The Texas congressman picked up an endorsement from a former -- and possibly future -- rival when Gary Johnson, who dropped out of the Republican race last week to pursue the Libertarian nomination, urged his GOP followers to support Paul.

In his letter to supporters, Johnson, a former two-term governor of New Mexico, acknowledged his views and Paul's were not perfectly aligned.

"While Ron Paul and I are both libertarians, we don't necessarily agree on every single issue," Johnson wrote. "However, on the over-riding issues of restoring our economy by cutting out-of-control spending and the need to get back to Constitutional principles in our government, Ron Paul and I are in lock-step."

Former Massachusetts Gov. Mitt Romney, the other front-runner in Iowa, returns to the state from New Hampshire on Saturday and will campaign here through caucus day. Polls indicate Romney is the overwhelming front-runner there.

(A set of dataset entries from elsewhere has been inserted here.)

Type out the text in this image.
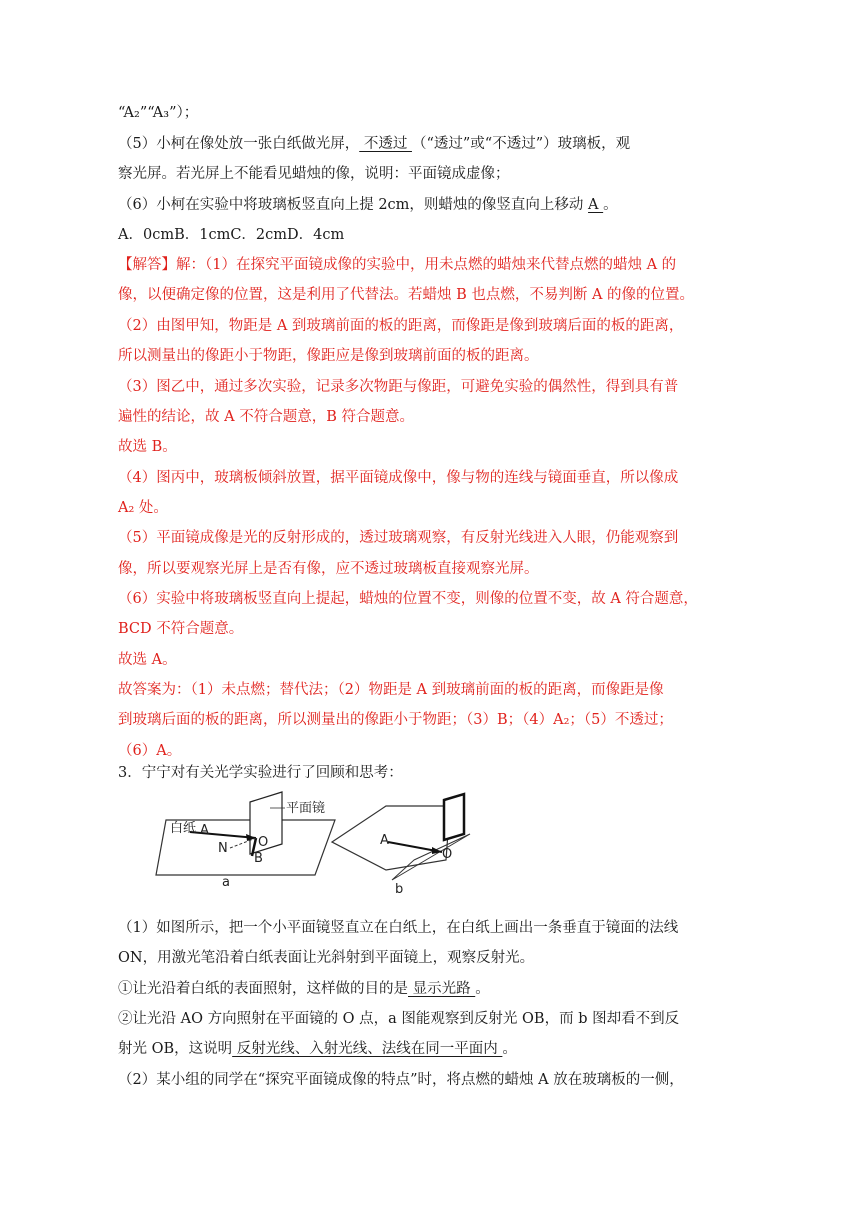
“A₂”“A₃”）；
（5）小柯在像处放一张白纸做光屏， 不透过 （“透过”或“不透过”）玻璃板，观
察光屏。若光屏上不能看见蜡烛的像，说明：平面镜成虚像；
（6）小柯在实验中将玻璃板竖直向上提 2cm，则蜡烛的像竖直向上移动 A 。
A．0cmB．1cmC．2cmD．4cm
【解答】解：（1）在探究平面镜成像的实验中，用未点燃的蜡烛来代替点燃的蜡烛 A 的
像，以便确定像的位置，这是利用了代替法。若蜡烛 B 也点燃，不易判断 A 的像的位置。
（2）由图甲知，物距是 A 到玻璃前面的板的距离，而像距是像到玻璃后面的板的距离，
所以测量出的像距小于物距，像距应是像到玻璃前面的板的距离。
（3）图乙中，通过多次实验，记录多次物距与像距，可避免实验的偶然性，得到具有普
遍性的结论，故 A 不符合题意，B 符合题意。
故选 B。
（4）图丙中，玻璃板倾斜放置，据平面镜成像中，像与物的连线与镜面垂直，所以像成
A₂ 处。
（5）平面镜成像是光的反射形成的，透过玻璃观察，有反射光线进入人眼，仍能观察到
像，所以要观察光屏上是否有像，应不透过玻璃板直接观察光屏。
（6）实验中将玻璃板竖直向上提起，蜡烛的位置不变，则像的位置不变，故 A 符合题意，
BCD 不符合题意。
故选 A。
故答案为：（1）未点燃；替代法；（2）物距是 A 到玻璃前面的板的距离，而像距是像
到玻璃后面的板的距离，所以测量出的像距小于物距；（3）B；（4）A₂；（5）不透过；
（6）A。
3．宁宁对有关光学实验进行了回顾和思考：
平面镜
白纸 A
O
N
B
a
A
O
b
（1）如图所示，把一个小平面镜竖直立在白纸上，在白纸上画出一条垂直于镜面的法线
ON，用激光笔沿着白纸表面让光斜射到平面镜上，观察反射光。
①让光沿着白纸的表面照射，这样做的目的是 显示光路 。
②让光沿 AO 方向照射在平面镜的 O 点，a 图能观察到反射光 OB，而 b 图却看不到反
射光 OB，这说明 反射光线、入射光线、法线在同一平面内 。
（2）某小组的同学在“探究平面镜成像的特点”时，将点燃的蜡烛 A 放在玻璃板的一侧，
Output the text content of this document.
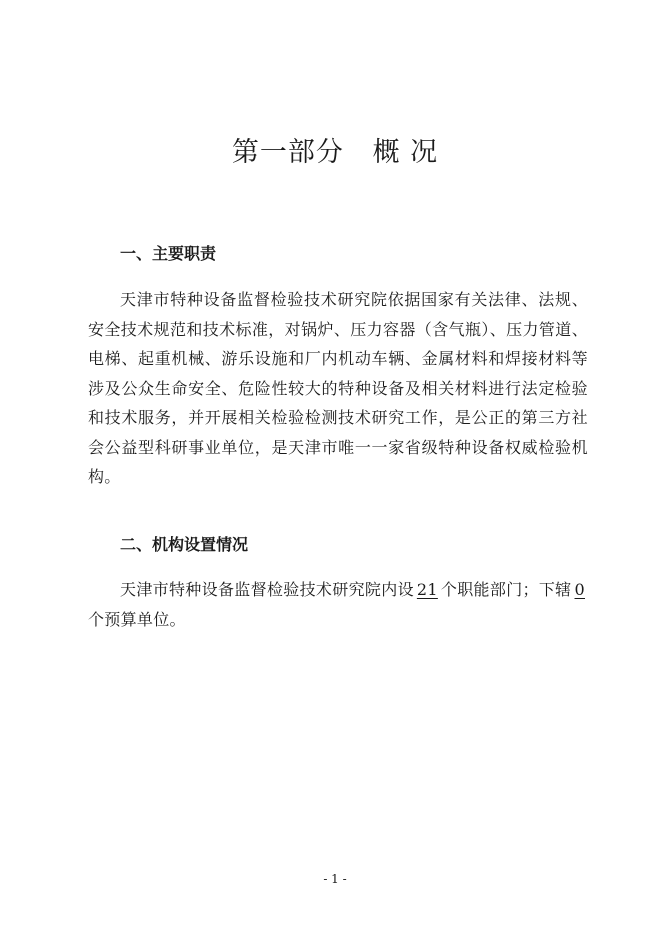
第一部分   概 况
一、主要职责
天津市特种设备监督检验技术研究院依据国家有关法律、法规、安全技术规范和技术标准，对锅炉、压力容器（含气瓶）、压力管道、电梯、起重机械、游乐设施和厂内机动车辆、金属材料和焊接材料等涉及公众生命安全、危险性较大的特种设备及相关材料进行法定检验和技术服务，并开展相关检验检测技术研究工作，是公正的第三方社会公益型科研事业单位，是天津市唯一一家省级特种设备权威检验机构。
二、机构设置情况
天津市特种设备监督检验技术研究院内设 21 个职能部门；下辖 0个预算单位。
- 1 -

Romney, who has only made eight trips to Iowa this year, is in first place there in a CNN/Time/ORC International and NBC News/Marist polls released earlier this week.

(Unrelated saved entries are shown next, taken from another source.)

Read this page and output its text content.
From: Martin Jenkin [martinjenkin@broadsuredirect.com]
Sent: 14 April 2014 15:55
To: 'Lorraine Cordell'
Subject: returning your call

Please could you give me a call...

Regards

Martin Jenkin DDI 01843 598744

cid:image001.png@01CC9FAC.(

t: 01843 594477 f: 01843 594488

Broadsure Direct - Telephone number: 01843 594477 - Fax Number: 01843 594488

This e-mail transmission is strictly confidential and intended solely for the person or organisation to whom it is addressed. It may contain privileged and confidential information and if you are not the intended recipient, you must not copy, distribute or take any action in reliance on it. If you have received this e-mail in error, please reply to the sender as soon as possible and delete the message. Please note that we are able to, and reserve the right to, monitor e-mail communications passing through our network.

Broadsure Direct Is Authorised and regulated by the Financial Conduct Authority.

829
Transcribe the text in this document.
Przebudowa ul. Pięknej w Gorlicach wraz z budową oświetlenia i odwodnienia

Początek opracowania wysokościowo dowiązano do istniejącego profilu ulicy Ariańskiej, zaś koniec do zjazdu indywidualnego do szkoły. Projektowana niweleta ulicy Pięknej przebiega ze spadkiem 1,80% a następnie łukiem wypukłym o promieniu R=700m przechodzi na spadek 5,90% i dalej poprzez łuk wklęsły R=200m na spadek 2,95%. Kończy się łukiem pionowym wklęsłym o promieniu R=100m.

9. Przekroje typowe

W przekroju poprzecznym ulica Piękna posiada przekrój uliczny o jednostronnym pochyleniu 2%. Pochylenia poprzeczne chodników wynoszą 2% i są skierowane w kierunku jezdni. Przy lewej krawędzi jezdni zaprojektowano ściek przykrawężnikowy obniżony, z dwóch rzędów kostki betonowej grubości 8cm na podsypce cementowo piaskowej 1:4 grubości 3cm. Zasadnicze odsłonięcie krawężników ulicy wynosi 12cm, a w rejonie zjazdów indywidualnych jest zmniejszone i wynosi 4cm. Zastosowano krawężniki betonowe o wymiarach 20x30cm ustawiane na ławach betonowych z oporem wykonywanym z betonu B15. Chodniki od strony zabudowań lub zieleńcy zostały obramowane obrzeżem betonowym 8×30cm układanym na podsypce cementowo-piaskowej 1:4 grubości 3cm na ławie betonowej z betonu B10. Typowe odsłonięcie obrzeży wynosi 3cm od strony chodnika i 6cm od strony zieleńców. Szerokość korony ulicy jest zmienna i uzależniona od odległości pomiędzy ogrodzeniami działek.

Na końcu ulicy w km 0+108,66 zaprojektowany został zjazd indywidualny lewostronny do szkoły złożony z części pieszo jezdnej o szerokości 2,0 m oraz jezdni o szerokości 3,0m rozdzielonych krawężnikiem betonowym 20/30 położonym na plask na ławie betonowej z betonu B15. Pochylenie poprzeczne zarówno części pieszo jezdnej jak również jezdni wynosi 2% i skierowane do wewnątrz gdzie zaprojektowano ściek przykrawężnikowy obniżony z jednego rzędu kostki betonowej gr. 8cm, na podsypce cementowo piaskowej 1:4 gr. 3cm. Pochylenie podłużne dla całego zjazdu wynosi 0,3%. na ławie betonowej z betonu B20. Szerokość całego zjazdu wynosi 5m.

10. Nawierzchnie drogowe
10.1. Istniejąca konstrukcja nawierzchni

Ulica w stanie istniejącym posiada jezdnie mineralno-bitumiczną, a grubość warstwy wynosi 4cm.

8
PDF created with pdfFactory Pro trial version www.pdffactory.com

Before returning to Iowa, Romney chose to focus less on his Republican rivals and more on President Barack Obama, who he said would be remembered in history only as a "footnote."

"I was asked yesterday by a reporter how the president would be remembered in history," Romney said at an event on New Hampshire's seacoast. "I said as a footnote in history. We have major challenges and he hasn't dealt with them. We have a debt problem. What's he done about it? Made it worse!"

"I don't think he's a bad guy, I think he's overwhelmed and over his head," Romney said.

A poll to be released Saturday night will be the first indication of where the candidates stand when the Des Moines Register releases its final survey before the caucuses.

Newt Gingrich began a full weekend of barnstorming across Iowa with an event in Council Bluffs. The former House speaker, who was once the front-runner in the state, has seen his numbers plunge the last three weeks.

On Friday, he made headlines not for what he said, but for what he did. The candidate teared up at a campaign stop in Des Moines as he talked about his mother who suffered from bipolar disorder and depression.

"See how I'm getting emotional?" he said.

Gingrich has been the subject of a number of negative ads in the state after he vaulted to the top of the field a month ago but will get some positive reinforcement as the conservative publication Newsmax begins airing a half-hour special promoting the candidate.

The "The Newsmax 2012 Election Special," hosted by Michael Reagan, son of former President Ronald Reagan, is to air on "major broadcast outlets" in Iowa throughout the weekend, according to the publication.

The latest polls indicate Gingrich battling former Sen. Rick Santorum of Pennsylvania and Texas Gov. Rick Perry for third place. Santorum, once a long shot, has seen his numbers surge in Iowa.

"A week ago, we were in last place. Right now, people are thinking we might finish third," said Santorum at an event at a sports bar in Ames.

"I think we've got a very strong message and we've very effectively been able to communicate that. I'm sure the scrutiny will come," he said.

It already is.

"He voted to raise the debt ceiling eight times, eight times while he was in the United States Senate -- more than doubling our debt, putting on the backs of these young people, from some $4.1 trillion to $9 trillion," Perry said about Santorum. "How can you say that is fiscally conservative?"

In response, Santorum called Perry a hypocrite.

Perry and Santorum each barnstorm across Iowa this weekend, along with Minnesota Rep. Michele Bachmann of Minnesota, whose poll numbers remain in the single digits and who's seeing smaller crowds at her campaign stops.

The other major Republican candidate, former Utah Gov. Jon Huntsman, is concentrating his efforts on the New Hampshire primary, which comes a week after Iowa.